CANCER: The Intriguing Inception of Uganda Cancer Institute

CANCER: The Intriguing Inception of Uganda Cancer Institute

 

We just wrapped up the cancer awareness month, let’s look at the brief history of how the Uganda Cancer Institute managed to take root and flourish to its present standard.

The institute has over the years shone bright on its core values of being committed to excellence, diligence, hard work, professionalism as well as standing for respect, integrity and equity.

It also aims at providing hope, healing while cherishing nature, culture and faith.

UCI was established in 1967 as a joint project between Makerere University Medical School, Ministry of Health and the National Cancer Institute (NCI) in the USA.

It started as a Lymphoma Treatment Centre (LTC) and the main aim was to treat childhood lymphomas, mainly Burkitt’s lymphoma.

Brief History of UCI

When Sir Albert cook built a hospital in Mengo, he highlighted some of the strange diseases he discovered in the people he treated.  Some of them were later discovered to be cancers.

This made other medical elites curious hence the creation of the cancer registry in 1948 at the medical school.

Later in the early 1950s, a surgeon from Ireland, named Dr. Denis Burkitt joined Mulago and among his patients were children with swollen faces which had no explanations and no clear diagnosis after biopsies was done.

Since he was a great writer, he wrote an article describing what he saw.

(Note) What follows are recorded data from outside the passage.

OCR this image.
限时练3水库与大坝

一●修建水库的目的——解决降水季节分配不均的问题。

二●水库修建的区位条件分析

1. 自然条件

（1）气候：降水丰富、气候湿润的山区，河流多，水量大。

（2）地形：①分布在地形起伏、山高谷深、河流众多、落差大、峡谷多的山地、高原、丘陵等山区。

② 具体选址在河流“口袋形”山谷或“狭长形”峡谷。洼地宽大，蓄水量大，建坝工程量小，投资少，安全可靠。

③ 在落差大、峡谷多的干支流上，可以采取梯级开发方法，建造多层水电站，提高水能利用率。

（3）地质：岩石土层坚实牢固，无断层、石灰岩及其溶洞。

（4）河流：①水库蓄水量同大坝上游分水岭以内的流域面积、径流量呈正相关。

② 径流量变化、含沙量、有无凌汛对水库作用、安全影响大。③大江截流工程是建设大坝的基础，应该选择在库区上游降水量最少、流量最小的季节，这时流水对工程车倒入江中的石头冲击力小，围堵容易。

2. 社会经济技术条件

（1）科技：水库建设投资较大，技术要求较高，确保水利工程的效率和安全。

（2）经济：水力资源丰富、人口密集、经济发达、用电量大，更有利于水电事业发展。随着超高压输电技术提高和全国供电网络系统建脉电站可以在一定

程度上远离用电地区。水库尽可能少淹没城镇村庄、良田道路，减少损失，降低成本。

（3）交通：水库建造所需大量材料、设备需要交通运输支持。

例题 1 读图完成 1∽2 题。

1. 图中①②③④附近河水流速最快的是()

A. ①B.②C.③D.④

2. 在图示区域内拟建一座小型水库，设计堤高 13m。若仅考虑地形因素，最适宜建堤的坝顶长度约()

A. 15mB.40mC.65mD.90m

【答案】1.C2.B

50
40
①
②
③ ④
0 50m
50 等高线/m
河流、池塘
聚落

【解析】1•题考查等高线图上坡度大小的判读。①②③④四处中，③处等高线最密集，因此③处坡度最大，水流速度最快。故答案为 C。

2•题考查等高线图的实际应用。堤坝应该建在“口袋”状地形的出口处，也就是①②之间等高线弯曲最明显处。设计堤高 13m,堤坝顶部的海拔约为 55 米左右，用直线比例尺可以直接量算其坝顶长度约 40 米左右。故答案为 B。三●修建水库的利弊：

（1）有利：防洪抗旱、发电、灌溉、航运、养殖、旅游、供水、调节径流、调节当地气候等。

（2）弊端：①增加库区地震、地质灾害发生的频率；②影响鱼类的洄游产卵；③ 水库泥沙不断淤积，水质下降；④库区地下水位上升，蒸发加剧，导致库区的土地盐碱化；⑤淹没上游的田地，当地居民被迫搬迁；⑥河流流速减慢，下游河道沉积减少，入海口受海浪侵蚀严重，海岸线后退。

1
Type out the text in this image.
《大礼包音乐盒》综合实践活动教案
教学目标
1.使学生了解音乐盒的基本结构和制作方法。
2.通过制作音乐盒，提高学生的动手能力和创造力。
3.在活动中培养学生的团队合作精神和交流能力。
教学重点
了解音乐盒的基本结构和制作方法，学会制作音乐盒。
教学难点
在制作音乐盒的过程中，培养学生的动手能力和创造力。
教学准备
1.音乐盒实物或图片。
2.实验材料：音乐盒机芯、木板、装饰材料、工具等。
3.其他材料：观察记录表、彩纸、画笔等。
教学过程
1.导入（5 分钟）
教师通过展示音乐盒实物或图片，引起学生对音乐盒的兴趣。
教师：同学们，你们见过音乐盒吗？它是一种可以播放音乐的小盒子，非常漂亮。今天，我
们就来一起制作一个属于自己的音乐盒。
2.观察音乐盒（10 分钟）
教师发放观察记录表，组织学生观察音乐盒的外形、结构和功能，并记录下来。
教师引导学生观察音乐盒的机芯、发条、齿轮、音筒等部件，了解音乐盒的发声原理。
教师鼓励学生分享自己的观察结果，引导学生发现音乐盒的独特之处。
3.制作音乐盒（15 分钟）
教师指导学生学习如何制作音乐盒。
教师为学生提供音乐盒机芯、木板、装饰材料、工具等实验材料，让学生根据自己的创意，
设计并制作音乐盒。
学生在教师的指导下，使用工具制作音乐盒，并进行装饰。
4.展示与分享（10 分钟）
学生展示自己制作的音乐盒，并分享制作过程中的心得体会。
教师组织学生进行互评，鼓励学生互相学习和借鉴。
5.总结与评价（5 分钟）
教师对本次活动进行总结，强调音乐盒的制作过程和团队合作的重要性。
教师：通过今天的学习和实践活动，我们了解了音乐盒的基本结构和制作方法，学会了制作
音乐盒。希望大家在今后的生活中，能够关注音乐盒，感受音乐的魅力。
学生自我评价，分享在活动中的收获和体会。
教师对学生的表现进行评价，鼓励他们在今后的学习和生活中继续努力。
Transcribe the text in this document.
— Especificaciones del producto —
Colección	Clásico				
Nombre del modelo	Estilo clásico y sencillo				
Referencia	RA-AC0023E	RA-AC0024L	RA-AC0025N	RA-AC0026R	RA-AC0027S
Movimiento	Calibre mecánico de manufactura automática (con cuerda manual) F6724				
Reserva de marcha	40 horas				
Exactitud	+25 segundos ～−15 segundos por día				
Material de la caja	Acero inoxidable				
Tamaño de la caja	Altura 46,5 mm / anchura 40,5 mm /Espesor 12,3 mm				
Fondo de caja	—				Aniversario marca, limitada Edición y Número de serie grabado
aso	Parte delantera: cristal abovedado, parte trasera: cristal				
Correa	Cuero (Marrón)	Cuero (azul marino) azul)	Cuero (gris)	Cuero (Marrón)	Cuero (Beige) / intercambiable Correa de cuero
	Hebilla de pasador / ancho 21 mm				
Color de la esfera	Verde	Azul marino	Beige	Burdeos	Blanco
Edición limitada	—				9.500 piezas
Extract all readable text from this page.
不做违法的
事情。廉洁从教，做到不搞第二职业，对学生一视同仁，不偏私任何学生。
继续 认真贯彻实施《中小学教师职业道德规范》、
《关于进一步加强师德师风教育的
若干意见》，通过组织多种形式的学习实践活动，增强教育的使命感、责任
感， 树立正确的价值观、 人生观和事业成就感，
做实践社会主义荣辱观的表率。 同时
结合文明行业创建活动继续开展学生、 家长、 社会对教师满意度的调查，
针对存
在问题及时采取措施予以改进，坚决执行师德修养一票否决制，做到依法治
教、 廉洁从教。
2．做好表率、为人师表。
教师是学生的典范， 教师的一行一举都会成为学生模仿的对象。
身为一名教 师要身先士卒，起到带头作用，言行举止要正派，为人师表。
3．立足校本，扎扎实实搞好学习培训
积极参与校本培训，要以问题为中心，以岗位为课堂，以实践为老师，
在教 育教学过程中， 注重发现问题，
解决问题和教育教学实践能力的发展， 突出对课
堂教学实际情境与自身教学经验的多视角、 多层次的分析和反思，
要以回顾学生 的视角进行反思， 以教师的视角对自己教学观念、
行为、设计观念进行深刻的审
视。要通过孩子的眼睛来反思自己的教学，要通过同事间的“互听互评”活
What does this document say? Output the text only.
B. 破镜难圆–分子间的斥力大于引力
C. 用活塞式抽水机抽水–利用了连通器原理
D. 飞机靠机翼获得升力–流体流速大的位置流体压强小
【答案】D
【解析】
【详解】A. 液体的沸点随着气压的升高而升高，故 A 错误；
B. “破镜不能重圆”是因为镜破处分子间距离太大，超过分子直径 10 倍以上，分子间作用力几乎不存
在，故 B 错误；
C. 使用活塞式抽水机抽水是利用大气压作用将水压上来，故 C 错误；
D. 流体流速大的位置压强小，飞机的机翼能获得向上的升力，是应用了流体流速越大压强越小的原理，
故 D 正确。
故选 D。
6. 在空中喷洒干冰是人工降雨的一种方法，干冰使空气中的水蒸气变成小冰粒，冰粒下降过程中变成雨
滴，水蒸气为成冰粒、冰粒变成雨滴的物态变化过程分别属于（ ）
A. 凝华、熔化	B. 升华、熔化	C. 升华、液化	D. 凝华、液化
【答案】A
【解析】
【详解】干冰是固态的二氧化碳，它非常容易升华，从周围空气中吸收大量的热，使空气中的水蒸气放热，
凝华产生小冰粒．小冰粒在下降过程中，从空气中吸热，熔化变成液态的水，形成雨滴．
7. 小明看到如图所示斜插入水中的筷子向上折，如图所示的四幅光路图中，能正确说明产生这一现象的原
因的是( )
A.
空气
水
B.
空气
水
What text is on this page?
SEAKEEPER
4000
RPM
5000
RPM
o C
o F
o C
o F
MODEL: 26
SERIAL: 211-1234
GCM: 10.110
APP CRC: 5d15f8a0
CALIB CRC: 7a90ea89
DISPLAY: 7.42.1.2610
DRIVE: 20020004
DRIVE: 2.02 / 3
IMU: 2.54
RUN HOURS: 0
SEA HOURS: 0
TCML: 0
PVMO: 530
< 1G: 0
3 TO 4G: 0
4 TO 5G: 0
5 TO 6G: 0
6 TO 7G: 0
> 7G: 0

“It actually became a sensation, it indicated a new disease entity and in 1958 after the article was published, it indicated that it was actually a cancer, a lymphoma for that matter and because it had not been described before they decided that it must be given a new name since it was a new discovery.

Due to lack of a name, the disease was named after him hence the name Burkitt’s lymphoma.

This disease actually cast Uganda into the lime light because it was something to explore since it had not been seen elsewhere in the world,” says Dr Jackson Orem, the current director UCI.

Dr Burkitt’s article was later published in scientific journals that spread all over the world.

The National Cancer Institute in the United States saw an opportunity to open up a centre in Uganda to study chemotherapy using Burkitt’s case study 1967 as they partnered with Ministry of Health and Makerere University hence the birth of UCI.

Operation

It was then solely in control of Denis Burkitt as he was the first surgeon who discovered that the unusual children tumor that attacks the jaw and abdomen could be cured with chemotherapy other than surgery.

Later, NCI and Makerere University agreed to open a lymphoma clinic in one of a few vacant buildings that once housed old Mulago hospital.

They opened with only twenty beds and later in 1969, UCI added more twenty beds totaling up to forty as well as an addition of a Solid Tumor Center proposed to research on Kaposi’s sarcoma and liver cancer.

Between the 1960s and 1970s, UCI was ranked the leading international medical research center, in its areas of focus. It later made a partnership with the National Cancer Institute (NCI) in Bethesda, Maryland for more efficiency and support.

When Idi Amin sent away Asians in 1972, most NCI’s scientists left and Professor Charles Olweny, a Uganda researcher, who was advancing his studies at NCI in the USA abandoned his studies, came back home and became the first Ugandan director of UCI.

This time the government took the initiative to completely fund UCI.

“In 1980s, during Obote II’s regime, the government realized it would no longer provide funding to UCI because of the economic constraints. One fact that remained was that cancer was a problem being swept under the carpet.

Those with Karposi’s Sarcoma and lymphoma were just dying. In 2000 onwards, the numbers of cancers were going high. The assistance of government was not clear and yet people were suffering.

In 2014, that is when I become director and my task was to engage the Ministry of Health.

I talked to then director General of Health, Dr Sam Zaramba who I told that something must be done about the institute and he asked me to find out what other people were thinking.

I then organized a symposium which concluded positively,” narrates Professor Olweny.

Current situation

UCI was voted at the East African community (EAC) level as a center of excellence for Cancer treatment in East Africa.

There are plans to establish the EAC Cancer Regional Center and the IAEA is also planning to open up the Virtual University Center for Cancer Control at the UCI.